Unplug, power down, relax and socialize in an analog world.
That’s the goal for Eric Bourgault, a North Island College student and founder of Digitox.ca, a website which offers services related to cyber addiction and helping people free themselves from excess screen time.
Bourgault is hosting a pilot project hands-free day at NIC in conjunction with National Day of Unplugging on March 9 in the Tyee Hall at the Comox Valley campus.
The idea, he says, is to host an inclusive event that shows the value of taking some time off from electronic devices.
“In 2008, I went through a personal technological breakdown – it was the same year the first iPhone came out. I became exposed to that addiction … I came to the conclusion I had to create my own set of tools.”
He notes the issue with digital addiction is that it is socially acceptable and expected; the boundaries of using phones for work and personal use have become blurred.

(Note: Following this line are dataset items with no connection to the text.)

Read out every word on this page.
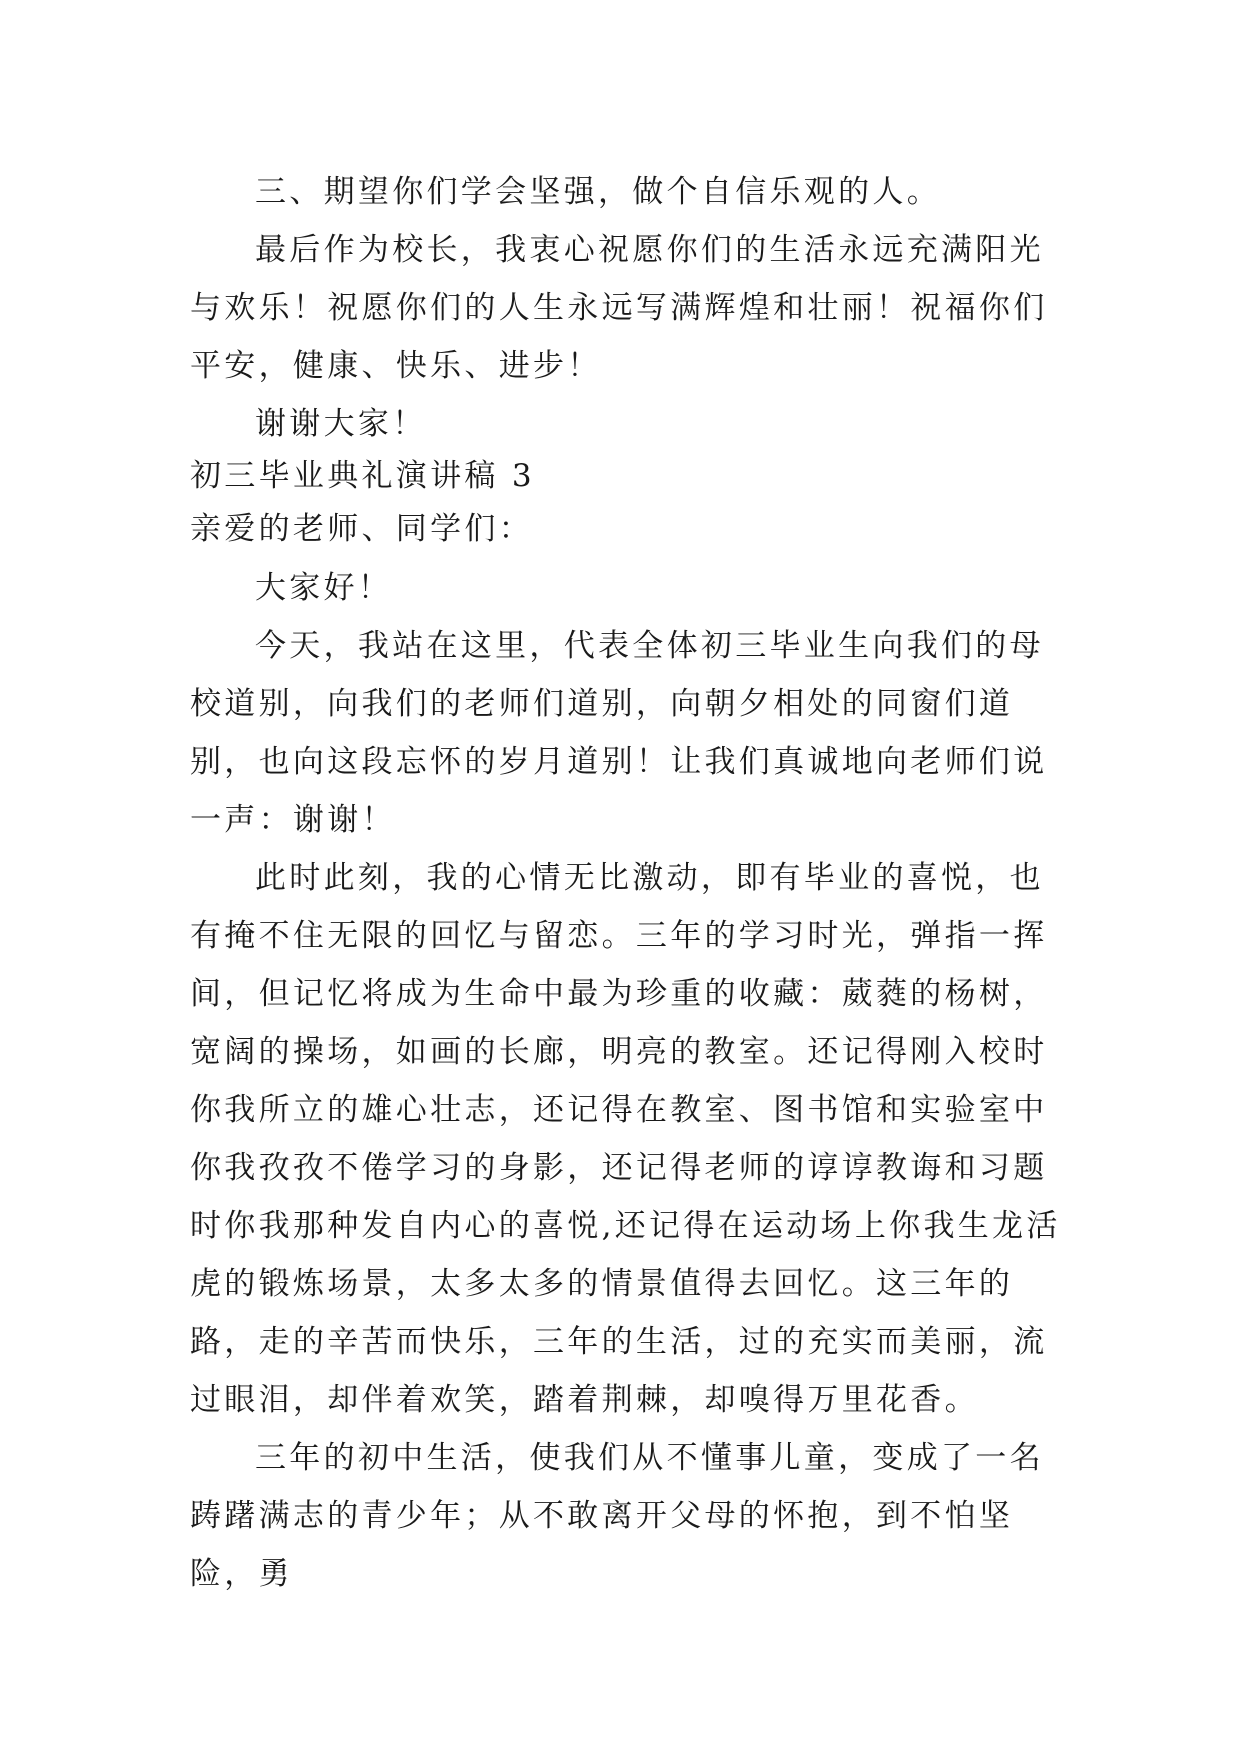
三、期望你们学会坚强，做个自信乐观的人。

最后作为校长，我衷心祝愿你们的生活永远充满阳光与欢乐！祝愿你们的人生永远写满辉煌和壮丽！祝福你们平安，健康、快乐、进步！

谢谢大家！

初三毕业典礼演讲稿 3

亲爱的老师、同学们：

大家好！

今天，我站在这里，代表全体初三毕业生向我们的母校道别，向我们的老师们道别，向朝夕相处的同窗们道别，也向这段忘怀的岁月道别！让我们真诚地向老师们说一声：谢谢！

此时此刻，我的心情无比激动，即有毕业的喜悦，也有掩不住无限的回忆与留恋。三年的学习时光，弹指一挥间，但记忆将成为生命中最为珍重的收藏：葳蕤的杨树，宽阔的操场，如画的长廊，明亮的教室。还记得刚入校时你我所立的雄心壮志，还记得在教室、图书馆和实验室中你我孜孜不倦学习的身影，还记得老师的谆谆教诲和习题时你我那种发自内心的喜悦,还记得在运动场上你我生龙活虎的锻炼场景，太多太多的情景值得去回忆。这三年的路，走的辛苦而快乐，三年的生活，过的充实而美丽，流过眼泪，却伴着欢笑，踏着荆棘，却嗅得万里花香。

三年的初中生活，使我们从不懂事儿童，变成了一名踌躇满志的青少年；从不敢离开父母的怀抱，到不怕坚险，勇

“You need to be able to establish your boundaries – if you can’t, then it becomes an issue and quickly you can become addicted.”
The purpose of the event is not to strip people of their phones, he says, but rather to “trigger people in a positive way.
“It’s a way to interact with others, and have a place to make people aware. Even if you participate for a minute, an hour or a day, if you struggle for a period of time or have a craving, it might make you see that there’s a problem.”
Bourgault notes more than 112,000 people have been engaged directly in 1,000 unplugging events in the past five years, and the National Day of Unplugging has taken place in more than 200 countries.
From 10 a.m. to 5 p.m., students and teachers who are interested in participating will be asked to put their phone in a small bag and either turn their phone off or put it on vibrate. There will be a variety of activities, such as a photo booth, board games, an acoustic jam, a laughter yoga session and poetry.